In this study, biobased polyamide/functionalized graphene oxide (PA‐FGO) nanocomposite is developed using sustainable resources. Renewable PA is synthesized via polycondensation of hexamethylenediamine (HMDA) and biobased tetradecanedioic acid. Furthermore, GO is functionalized with HMDA to improve its compatibility with biobased PA and in situ polymerization is employed to obtain homogeneous PA‐FGO nanocomposites. Compatibility improvement provides simultaneous increases in the tensile strength, storage modulus, and conductivity of PA by adding only 2 wt% FGO (PA‐FGO2).
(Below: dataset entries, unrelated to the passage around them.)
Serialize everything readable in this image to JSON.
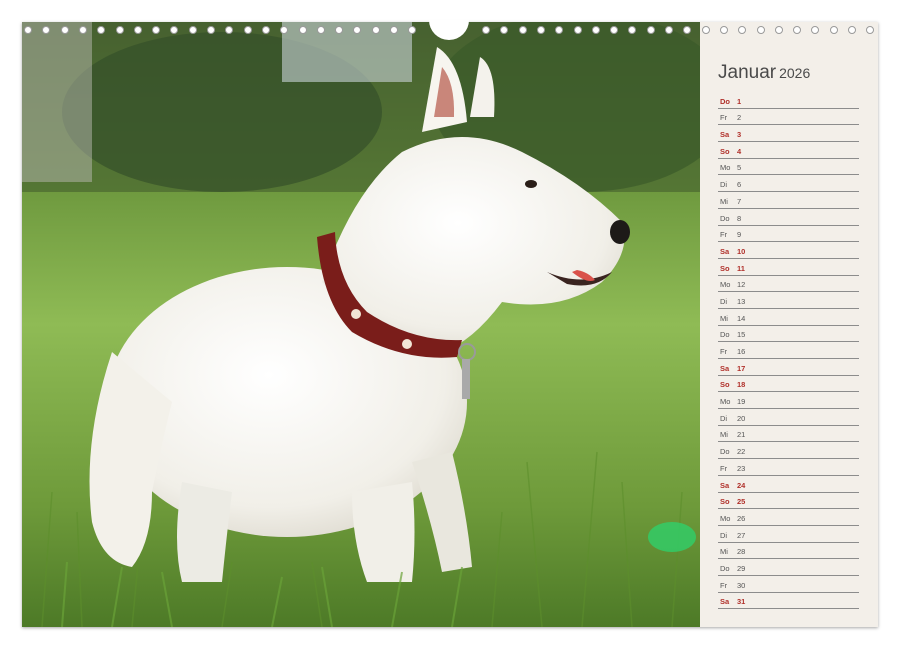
{
  "calendar": {
    "month": "Januar",
    "year": "2026",
    "days": [
      {
        "wd": "Do",
        "d": "1",
        "weekend": true
      },
      {
        "wd": "Fr",
        "d": "2",
        "weekend": false
      },
      {
        "wd": "Sa",
        "d": "3",
        "weekend": true
      },
      {
        "wd": "So",
        "d": "4",
        "weekend": true
      },
      {
        "wd": "Mo",
        "d": "5",
        "weekend": false
      },
      {
        "wd": "Di",
        "d": "6",
        "weekend": false
      },
      {
        "wd": "Mi",
        "d": "7",
        "weekend": false
      },
      {
        "wd": "Do",
        "d": "8",
        "weekend": false
      },
      {
        "wd": "Fr",
        "d": "9",
        "weekend": false
      },
      {
        "wd": "Sa",
        "d": "10",
        "weekend": true
      },
      {
        "wd": "So",
        "d": "11",
        "weekend": true
      },
      {
        "wd": "Mo",
        "d": "12",
        "weekend": false
      },
      {
        "wd": "Di",
        "d": "13",
        "weekend": false
      },
      {
        "wd": "Mi",
        "d": "14",
        "weekend": false
      },
      {
        "wd": "Do",
        "d": "15",
        "weekend": false
      },
      {
        "wd": "Fr",
        "d": "16",
        "weekend": false
      },
      {
        "wd": "Sa",
        "d": "17",
        "weekend": true
      },
      {
        "wd": "So",
        "d": "18",
        "weekend": true
      },
      {
        "wd": "Mo",
        "d": "19",
        "weekend": false
      },
      {
        "wd": "Di",
        "d": "20",
        "weekend": false
      },
      {
        "wd": "Mi",
        "d": "21",
        "weekend": false
      },
      {
        "wd": "Do",
        "d": "22",
        "weekend": false
      },
      {
        "wd": "Fr",
        "d": "23",
        "weekend": false
      },
      {
        "wd": "Sa",
        "d": "24",
        "weekend": true
      },
      {
        "wd": "So",
        "d": "25",
        "weekend": true
      },
      {
        "wd": "Mo",
        "d": "26",
        "weekend": false
      },
      {
        "wd": "Di",
        "d": "27",
        "weekend": false
      },
      {
        "wd": "Mi",
        "d": "28",
        "weekend": false
      },
      {
        "wd": "Do",
        "d": "29",
        "weekend": false
      },
      {
        "wd": "Fr",
        "d": "30",
        "weekend": false
      },
      {
        "wd": "Sa",
        "d": "31",
        "weekend": true
      }
    ]
  },
  "colors": {
    "weekend": "#b0302a",
    "weekday": "#555555",
    "panel": "#f3efe9"
  },
  "photo": {
    "subject": "west-highland-terrier"
  }
}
The tensile strength and storage modulus of PA‐FGO2 nanocomposite are enhanced dramatically by ≈50% and 30%, respectively, and the electrical conductivity reached 3.80 × 10–3 S m−1. In addition, rheology testing confirms a shear‐thinning trend for all samples as well as a significant enhancement in the storage modulus upon increasing the FGO content due to a rigid network formation and strong polymer‐filler interactions. All these improvements strongly support the excellent compatibility and enhanced interfacial interactions between organic–inorganic phases resulting from GO surface functionalization. It is expected that the biobased PA‐FGO nanocomposites with remarkable thermomechanical properties developed here can be used to design high‐performance structures for demanded engineering applications. A high‐performance biobased polyamide nanocomposite is developed using amine‐functionalized graphene oxide (FGO). Both graphene surface functionalization and in situ polymerization considerably enhance the compatibility and homogeneous dispersion of graphene nanosheets in the polymer matrix. Accordingly, significant improvement is obtained in the nanocomposite's mechanical performance, thermal stability, electrical conductivity, and viscoelastic properties by adding only 2 wt% FGO.